Und last, but not least hapert es auch noch im Bereich Kundenfokus …
Patienten schätzen die Vorteile von digitalen Lösungen zunehmend und sind auch bereit, diese zu nutzen. Insofern müssen hier neue Wege gedacht werden, wie die Patienten in ihrem Pfad durch das Gesundheitswesen besser unterstützt werden können.

In Deutschland wird derzeit mit dem sogenannten Digital Radar, der von der HSG mitentwickelt wurde, der aktuelle Stand der Digitalisierung in deutschen Krankenhäusern ausgewertet, um daraus entsprechende Massnahmen abzuleiten. Müsste so etwas auch in der Schweiz gemacht werden?

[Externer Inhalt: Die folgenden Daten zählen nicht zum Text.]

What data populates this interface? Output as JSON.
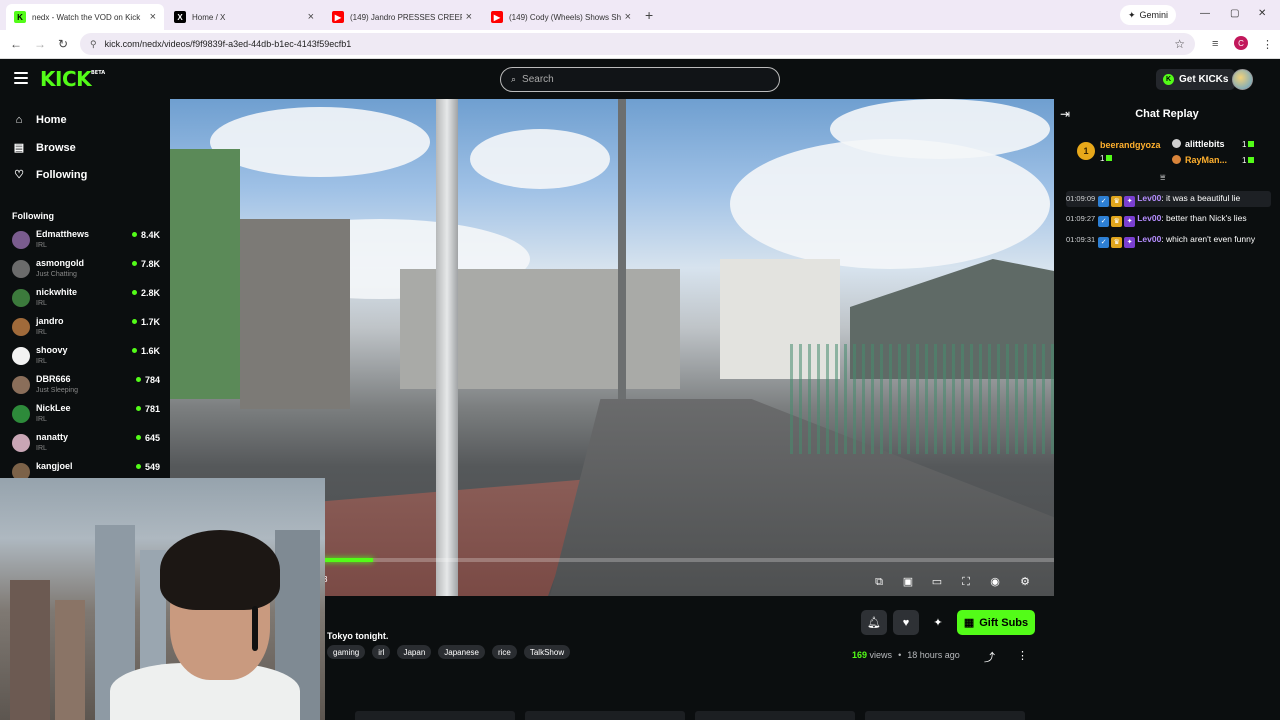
{
  "browser": {
    "tabs": [
      {
        "title": "nedx - Watch the VOD on Kick",
        "favicon": "kick-logo",
        "color": "#53fc18"
      },
      {
        "title": "Home / X",
        "favicon": "x-logo",
        "color": "#000000"
      },
      {
        "title": "(149) Jandro PRESSES CREEPY S",
        "favicon": "youtube-logo",
        "color": "#ff0000"
      },
      {
        "title": "(149) Cody (Wheels) Shows Sha",
        "favicon": "youtube-logo",
        "color": "#ff0000"
      }
    ],
    "new_tab": "+",
    "gemini_label": "Gemini",
    "url": "kick.com/nedx/videos/f9f9839f-a3ed-44db-b1ec-4143f59ecfb1",
    "profile_initial": "C"
  },
  "header": {
    "logo": "KICK",
    "logo_tag": "BETA",
    "search_placeholder": "Search",
    "get_kicks_label": "Get KICKs"
  },
  "sidebar": {
    "nav": [
      {
        "label": "Home",
        "icon": "home-icon"
      },
      {
        "label": "Browse",
        "icon": "browse-icon"
      },
      {
        "label": "Following",
        "icon": "heart-icon"
      }
    ],
    "following_heading": "Following",
    "channels": [
      {
        "name": "Edmatthews",
        "category": "IRL",
        "viewers": "8.4K",
        "avatar_color": "#7a5c8e"
      },
      {
        "name": "asmongold",
        "category": "Just Chatting",
        "viewers": "7.8K",
        "avatar_color": "#6b6b6b"
      },
      {
        "name": "nickwhite",
        "category": "IRL",
        "viewers": "2.8K",
        "avatar_color": "#3c7a3c"
      },
      {
        "name": "jandro",
        "category": "IRL",
        "viewers": "1.7K",
        "avatar_color": "#a06a3a"
      },
      {
        "name": "shoovy",
        "category": "IRL",
        "viewers": "1.6K",
        "avatar_color": "#f2f2f2"
      },
      {
        "name": "DBR666",
        "category": "Just Sleeping",
        "viewers": "784",
        "avatar_color": "#8a6e5a"
      },
      {
        "name": "NickLee",
        "category": "IRL",
        "viewers": "781",
        "avatar_color": "#2d8a3a"
      },
      {
        "name": "nanatty",
        "category": "IRL",
        "viewers": "645",
        "avatar_color": "#c9a6b5"
      },
      {
        "name": "kangjoel",
        "category": "",
        "viewers": "549",
        "avatar_color": "#7c6248"
      }
    ]
  },
  "player": {
    "progress": 0.23,
    "time_fragment": "3"
  },
  "video_info": {
    "title_fragment": "Tokyo tonight.",
    "tags": [
      "gaming",
      "irl",
      "Japan",
      "Japanese",
      "rice",
      "TalkShow"
    ],
    "gift_subs_label": "Gift Subs",
    "views_count": "169",
    "views_label": "views",
    "separator": "•",
    "age": "18 hours ago"
  },
  "chat": {
    "title": "Chat Replay",
    "leaders": [
      {
        "rank": "1",
        "name": "beerandgyoza",
        "count": "1",
        "color": "#ffb02e"
      },
      {
        "name": "alittlebits",
        "count": "1",
        "color": "#ffffff"
      },
      {
        "name": "RayMan...",
        "count": "1",
        "color": "#ffb02e"
      }
    ],
    "messages": [
      {
        "time": "01:09:09",
        "user": "Lev00",
        "text": "it was a beautiful lie"
      },
      {
        "time": "01:09:27",
        "user": "Lev00",
        "text": "better than Nick's lies"
      },
      {
        "time": "01:09:31",
        "user": "Lev00",
        "text": "which aren't even funny"
      }
    ]
  },
  "colors": {
    "accent": "#53fc18",
    "background": "#0b0e0f",
    "chat_user": "#b58dff"
  }
}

Ja, das wäre sehr zu begrüssen, damit man sich objektiv – auch international – vergleichen kann. Spannend wäre zudem, die Auswahl der Kriterien zu kennen, mit welchen der Digitalisierungsgrad im Digital Radar gemessen wird. Insbesondere die Unterschiede zum heute weit verbreiteten Reifegradmodell EMRAM.
Welche Digitalisierungsschritte stehen im KSSG in nächster Zeit an?
Aktuell beschäftigen wir uns mit der Erarbeitung einer Digitalisierungsstrategie, in welcher die zukünftige Stossrichtung von Digitalisierung im KSSG festgelegt wird. Diese bildet die Grundlage für die Lancierung von weiteren Digitalisierungsschritten.